I hope I’m wrong, but I think this is a case of most people not caring or simply being unaware because it is rather invisible.

Thanks @smuellerDD for going out of your way to help, you’ve made life so much easier.

Where can I find the code responsible for doing LUKS encryption during installation? I don’t like that cryptsetup uses /dev/urandom by default, so I want to verify that Qubes is using /dev/random as the LUKS entropy source, or that /dev/urandom is guaranteed to be initialized at the time cryptsetup is used.

I cannot answer this one as I did not perform an analysis. Yet, please use /dev/random for this task. Also, ensure that any LUKS creation operation happens after the userspace rngd’s are started.

This needs to be addressed. Can somebody ping a Qubes developer?

I notice that, at least on my Intel laptop, rdrand/rdseed are available in the AppVMs (cat /proc/cpuinfo | grep rand).

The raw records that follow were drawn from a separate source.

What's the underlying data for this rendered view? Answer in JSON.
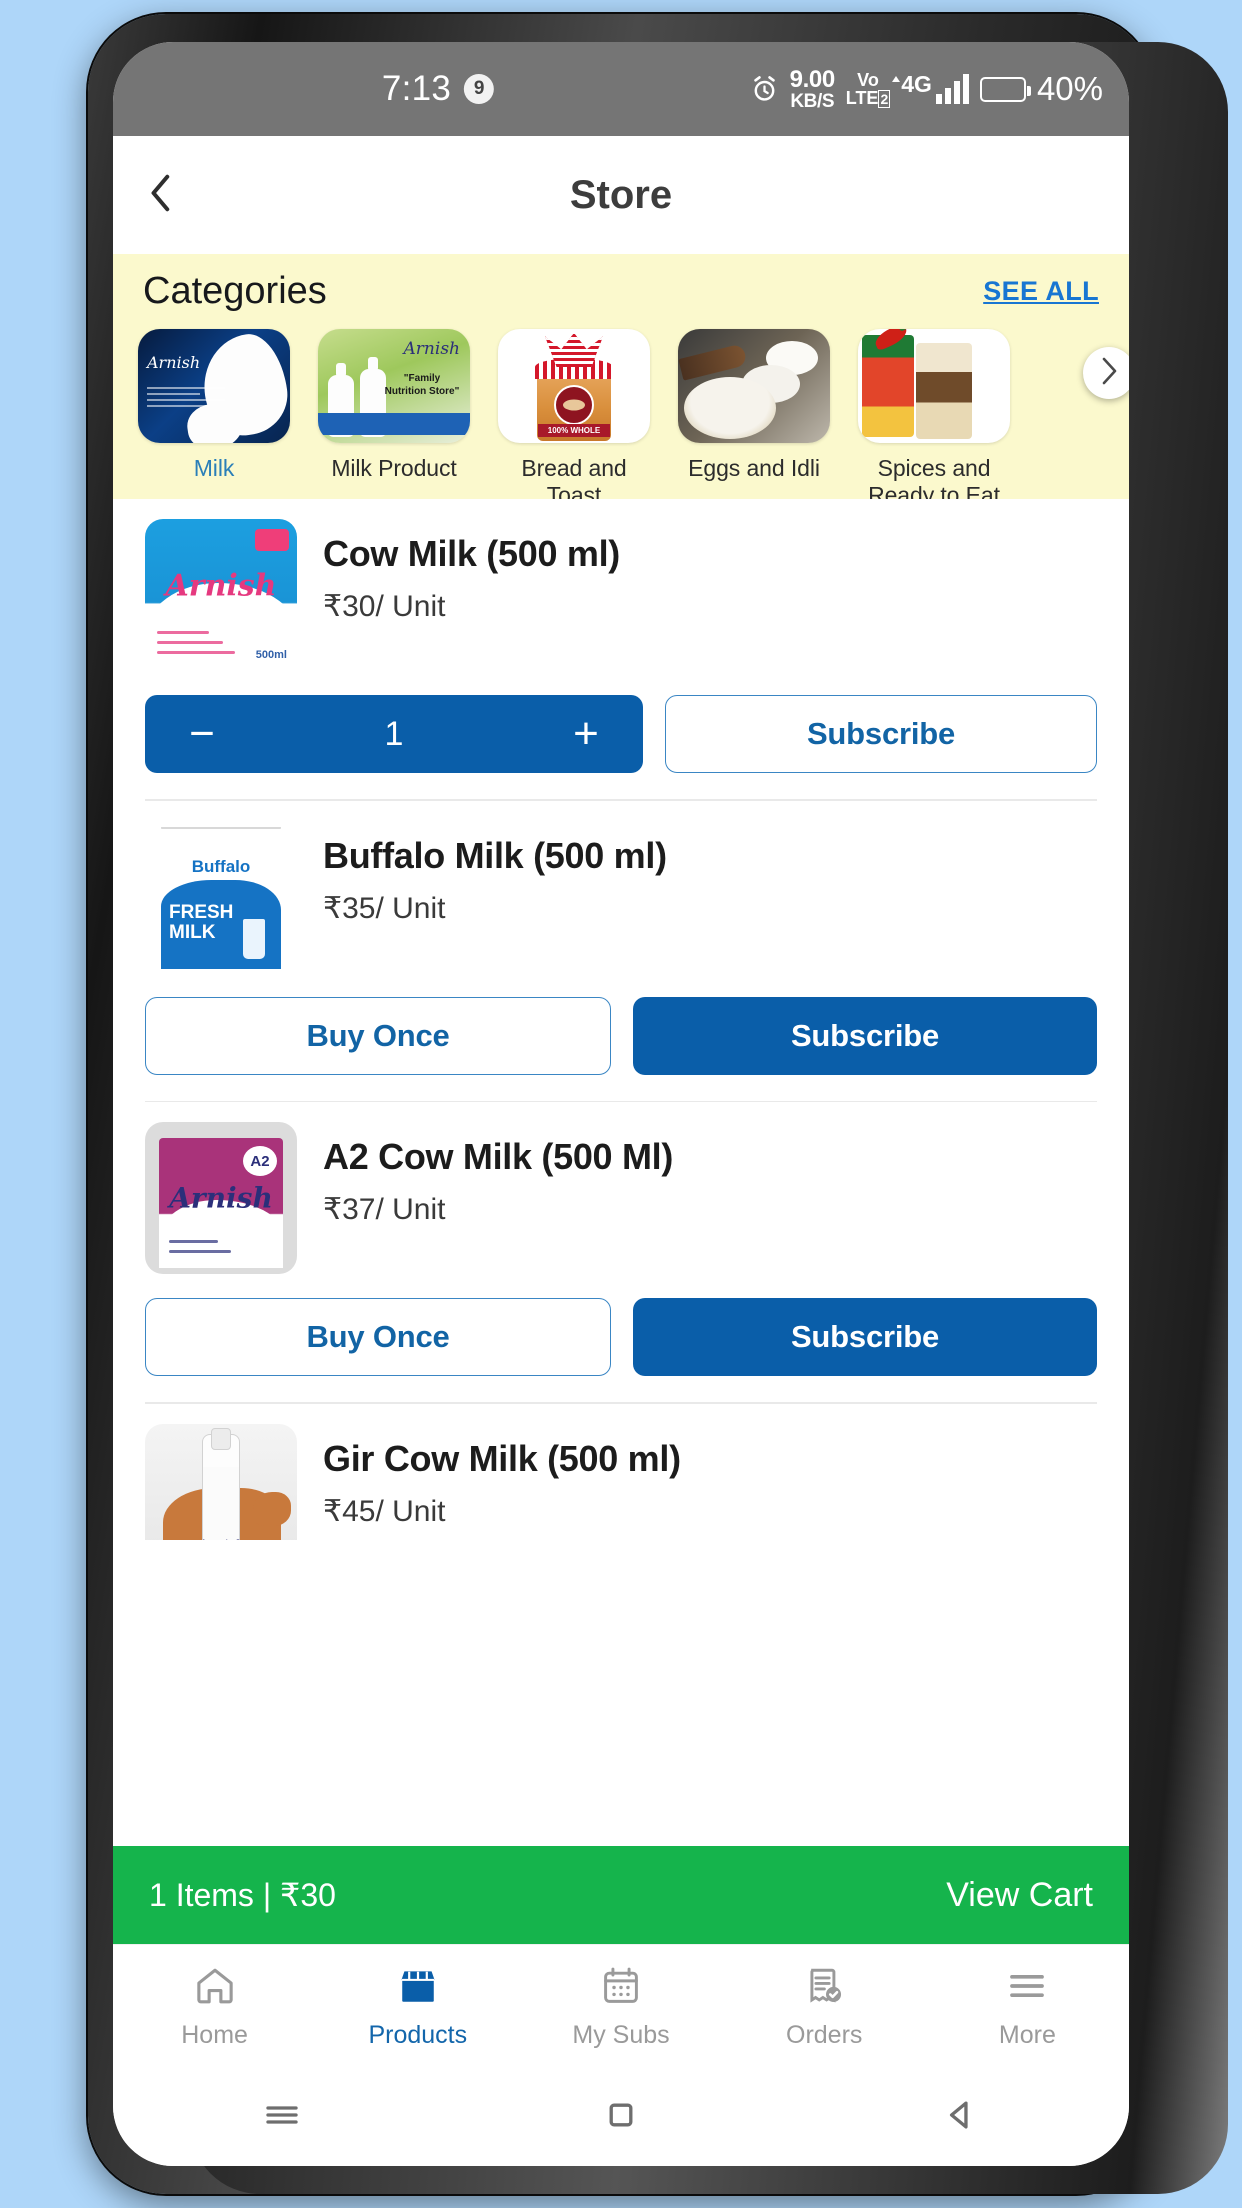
{
  "status_bar": {
    "time": "7:13",
    "notification_count": "9",
    "alarm_icon": "alarm-clock-icon",
    "net_speed_value": "9.00",
    "net_speed_unit": "KB/S",
    "volte_top": "Vo",
    "volte_bottom": "LTE",
    "volte_sim": "2",
    "network_type": "4G",
    "battery_percent": "40%",
    "battery_level": 40
  },
  "app_bar": {
    "back_icon": "chevron-left-icon",
    "title": "Store"
  },
  "categories": {
    "heading": "Categories",
    "see_all": "SEE ALL",
    "next_icon": "chevron-right-icon",
    "items": [
      {
        "label": "Milk",
        "active": true
      },
      {
        "label": "Milk Product",
        "active": false
      },
      {
        "label": "Bread and Toast",
        "active": false
      },
      {
        "label": "Eggs and Idli",
        "active": false
      },
      {
        "label": "Spices and Ready to Eat",
        "active": false
      }
    ]
  },
  "products": [
    {
      "name": "Cow Milk (500 ml)",
      "price": "₹30/ Unit",
      "mode": "stepper",
      "quantity": "1",
      "minus_label": "−",
      "plus_label": "+",
      "secondary_label": "Subscribe"
    },
    {
      "name": "Buffalo Milk (500 ml)",
      "price": "₹35/ Unit",
      "mode": "buttons",
      "primary_label": "Buy Once",
      "secondary_label": "Subscribe"
    },
    {
      "name": "A2 Cow Milk (500 Ml)",
      "price": "₹37/ Unit",
      "mode": "buttons",
      "primary_label": "Buy Once",
      "secondary_label": "Subscribe"
    },
    {
      "name": "Gir Cow Milk (500 ml)",
      "price": "₹45/ Unit",
      "mode": "none"
    }
  ],
  "cart_bar": {
    "summary": "1 Items | ₹30",
    "action": "View Cart"
  },
  "bottom_nav": [
    {
      "label": "Home",
      "icon": "home-icon",
      "active": false
    },
    {
      "label": "Products",
      "icon": "store-icon",
      "active": true
    },
    {
      "label": "My Subs",
      "icon": "calendar-icon",
      "active": false
    },
    {
      "label": "Orders",
      "icon": "receipt-check-icon",
      "active": false
    },
    {
      "label": "More",
      "icon": "hamburger-menu-icon",
      "active": false
    }
  ],
  "system_nav": {
    "recents_icon": "recents-icon",
    "home_icon": "home-square-icon",
    "back_icon": "back-triangle-icon"
  },
  "colors": {
    "brand_blue": "#0a5ea9",
    "cart_green": "#15b44c",
    "categories_bg": "#fbf9cd",
    "link_blue": "#1876d2"
  }
}
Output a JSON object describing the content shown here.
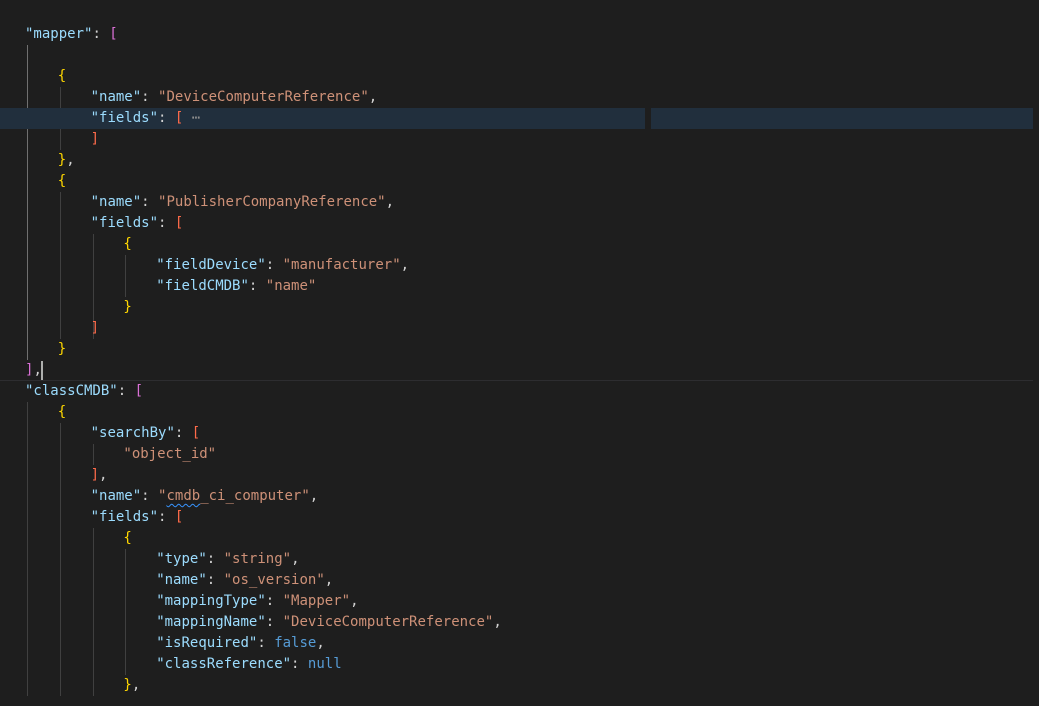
{
  "editor": {
    "lines": [
      {
        "tokens": [
          {
            "c": "k",
            "t": "\"mapper\""
          },
          {
            "c": "p",
            "t": ": "
          },
          {
            "c": "b1",
            "t": "["
          }
        ]
      },
      {
        "tokens": []
      },
      {
        "tokens": [
          {
            "c": "b2",
            "t": "{"
          }
        ]
      },
      {
        "tokens": [
          {
            "c": "k",
            "t": "\"name\""
          },
          {
            "c": "p",
            "t": ": "
          },
          {
            "c": "s",
            "t": "\"DeviceComputerReference\""
          },
          {
            "c": "p",
            "t": ","
          }
        ]
      },
      {
        "tokens": [
          {
            "c": "k",
            "t": "\"fields\""
          },
          {
            "c": "p",
            "t": ": "
          },
          {
            "c": "b3",
            "t": "["
          },
          {
            "c": "fold",
            "t": " ⋯"
          }
        ]
      },
      {
        "tokens": [
          {
            "c": "b3",
            "t": "]"
          }
        ]
      },
      {
        "tokens": [
          {
            "c": "b2",
            "t": "}"
          },
          {
            "c": "p",
            "t": ","
          }
        ]
      },
      {
        "tokens": [
          {
            "c": "b2",
            "t": "{"
          }
        ]
      },
      {
        "tokens": [
          {
            "c": "k",
            "t": "\"name\""
          },
          {
            "c": "p",
            "t": ": "
          },
          {
            "c": "s",
            "t": "\"PublisherCompanyReference\""
          },
          {
            "c": "p",
            "t": ","
          }
        ]
      },
      {
        "tokens": [
          {
            "c": "k",
            "t": "\"fields\""
          },
          {
            "c": "p",
            "t": ": "
          },
          {
            "c": "b3",
            "t": "["
          }
        ]
      },
      {
        "tokens": [
          {
            "c": "b2",
            "t": "{"
          }
        ]
      },
      {
        "tokens": [
          {
            "c": "k",
            "t": "\"fieldDevice\""
          },
          {
            "c": "p",
            "t": ": "
          },
          {
            "c": "s",
            "t": "\"manufacturer\""
          },
          {
            "c": "p",
            "t": ","
          }
        ]
      },
      {
        "tokens": [
          {
            "c": "k",
            "t": "\"fieldCMDB\""
          },
          {
            "c": "p",
            "t": ": "
          },
          {
            "c": "s",
            "t": "\"name\""
          }
        ]
      },
      {
        "tokens": [
          {
            "c": "b2",
            "t": "}"
          }
        ]
      },
      {
        "tokens": [
          {
            "c": "b3",
            "t": "]"
          }
        ]
      },
      {
        "tokens": [
          {
            "c": "b2",
            "t": "}"
          }
        ]
      },
      {
        "tokens": [
          {
            "c": "b1",
            "t": "]"
          },
          {
            "c": "p",
            "t": ","
          }
        ]
      },
      {
        "tokens": [
          {
            "c": "k",
            "t": "\"classCMDB\""
          },
          {
            "c": "p",
            "t": ": "
          },
          {
            "c": "b1",
            "t": "["
          }
        ]
      },
      {
        "tokens": [
          {
            "c": "b2",
            "t": "{"
          }
        ]
      },
      {
        "tokens": [
          {
            "c": "k",
            "t": "\"searchBy\""
          },
          {
            "c": "p",
            "t": ": "
          },
          {
            "c": "b3",
            "t": "["
          }
        ]
      },
      {
        "tokens": [
          {
            "c": "s",
            "t": "\"object_id\""
          }
        ]
      },
      {
        "tokens": [
          {
            "c": "b3",
            "t": "]"
          },
          {
            "c": "p",
            "t": ","
          }
        ]
      },
      {
        "tokens": [
          {
            "c": "k",
            "t": "\"name\""
          },
          {
            "c": "p",
            "t": ": "
          },
          {
            "c": "s",
            "t": "\""
          },
          {
            "c": "s squiggle",
            "t": "cmdb"
          },
          {
            "c": "s",
            "t": "_ci_computer\""
          },
          {
            "c": "p",
            "t": ","
          }
        ]
      },
      {
        "tokens": [
          {
            "c": "k",
            "t": "\"fields\""
          },
          {
            "c": "p",
            "t": ": "
          },
          {
            "c": "b3",
            "t": "["
          }
        ]
      },
      {
        "tokens": [
          {
            "c": "b2",
            "t": "{"
          }
        ]
      },
      {
        "tokens": [
          {
            "c": "k",
            "t": "\"type\""
          },
          {
            "c": "p",
            "t": ": "
          },
          {
            "c": "s",
            "t": "\"string\""
          },
          {
            "c": "p",
            "t": ","
          }
        ]
      },
      {
        "tokens": [
          {
            "c": "k",
            "t": "\"name\""
          },
          {
            "c": "p",
            "t": ": "
          },
          {
            "c": "s",
            "t": "\"os_version\""
          },
          {
            "c": "p",
            "t": ","
          }
        ]
      },
      {
        "tokens": [
          {
            "c": "k",
            "t": "\"mappingType\""
          },
          {
            "c": "p",
            "t": ": "
          },
          {
            "c": "s",
            "t": "\"Mapper\""
          },
          {
            "c": "p",
            "t": ","
          }
        ]
      },
      {
        "tokens": [
          {
            "c": "k",
            "t": "\"mappingName\""
          },
          {
            "c": "p",
            "t": ": "
          },
          {
            "c": "s",
            "t": "\"DeviceComputerReference\""
          },
          {
            "c": "p",
            "t": ","
          }
        ]
      },
      {
        "tokens": [
          {
            "c": "k",
            "t": "\"isRequired\""
          },
          {
            "c": "p",
            "t": ": "
          },
          {
            "c": "kw",
            "t": "false"
          },
          {
            "c": "p",
            "t": ","
          }
        ]
      },
      {
        "tokens": [
          {
            "c": "k",
            "t": "\"classReference\""
          },
          {
            "c": "p",
            "t": ": "
          },
          {
            "c": "kw",
            "t": "null"
          }
        ]
      },
      {
        "tokens": [
          {
            "c": "b2",
            "t": "}"
          },
          {
            "c": "p",
            "t": ","
          }
        ]
      }
    ]
  }
}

I don’t see anything that uses it to add entropy into the kernel pool, though. There are some daemons or kernel modules that can do it, but I’m not sure I see them being present.

On the other hand, I’m getting 150MB/s from /dev/random and /dev/urandom, so clearly there’s no blocking going on.

I don’t see anything that uses it to add entropy into the kernel pool, though.

It’s done by default in the kernel, you can see for yourself in random.c.

On the other hand, I’m getting 150MB/s from /dev/random and /dev/urandom, so clearly there’s no blocking going on.

Neither of those files will block after they have been seeded, the old blocking behavior doesn’t exist anymore.

Entropy sources aren’t the issue, the issue is ensuring that early processes don’t get bad entropy.

Per the previous discussion, Qubes has room for improvement with entropy. I’ve identified it, analyzed it and found an expert to confirm it (thanks Stephan). However, I can’t create a GitHub account because it is blocking Tor. Can somebody please reopen Improve entropy collection in VMs · Issue #673 · QubesOS/qubes-issues · GitHub and link this discussion.

There is also the matter of cryptsetup and using /dev/urandom by default. I was unable to find where cryptsetup is used and I don’t have as much time on my hands as I did previously. Who are the Qubes developers on here that I can tag?

@unman sorry if this tag is unwelcome, I think you may be part of the development team or know who is.